Knight in The Sun
Knight in The Sun
a reading response by Kathleen Kirk, EIL Poetry Editor
When the August issue of The Sun arrived in the mail this summer, I noticed right away an essay in called “The Substantial Dark,” by Lynne Knight. Was that our Lynne Knight, I wondered, meaning the poet who has appeared here at Escape Into Life, with wonderful map-and-human images by Ed Fairburn—geographical maps, celestial maps, somehow aligning with Knight’s poems as maps of the soul.
Indeed it was, and is!
Knight’s essay is an account of the decline of her mother—into dementia, moments of despair, and, yes, the substantial dark that is death. Recently and steadily, coinciding with the aging of its editor and publisher, Sy Safransky, The Sun has been giving its readers many perspectives on aging, dying, grieving, and what we mean by a “good death.” I’ve learned a lot, and I’ve been glad that my parents became subscribers to The Sun during this exploration, as we’ll all have this in common as they, both in their 80s, face the substantial dark themselves.
Knight’s essay moved me in many ways, and I feel very connected to her now, as my mother, too, read us the poem “The Owl and the Pussycat” when we were little. I acquired my love of reading in general and poetry in particular from my mother and from bedtime stories and poems. Our mothers share a love of the Romantic poets, as well. Knight looks at her mother with tenderness, humor, and awe. Her memory piece is an excellent read.
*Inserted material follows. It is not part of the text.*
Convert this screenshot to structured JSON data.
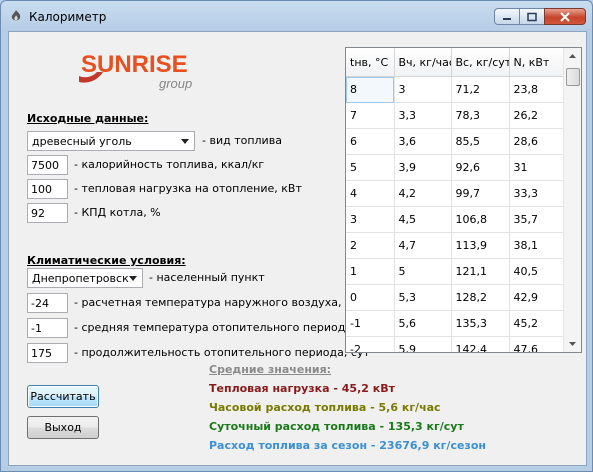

The “substantial dark” is Knight’s translation of substantia nigra, an area of the brain affected by Parkinson’s. Knight’s mother’s dementia resembled Alzheimer’s (which runs in my mother’s family) but may have been something called “Lewy body dementia, which advances more rapidly.” For various reasons, dementia diagnoses tend to fall into substantial darkness, contributing to the frustration of both sufferers and caregivers, but Knight and her mother made their way through the darkness with love, persistence, and goodwill.
I highly recommend this essay and this magazine to you. The Sun is a print magazine with no ads. It has a website with some shorter content and excerpts of longer pieces. You can find an excerpt from “The Substantial Dark” here, and Knight’s substantial poems here. Brace yourself. The poems will grip you. So will her essay. Find the August Sun, and go into its dappled light.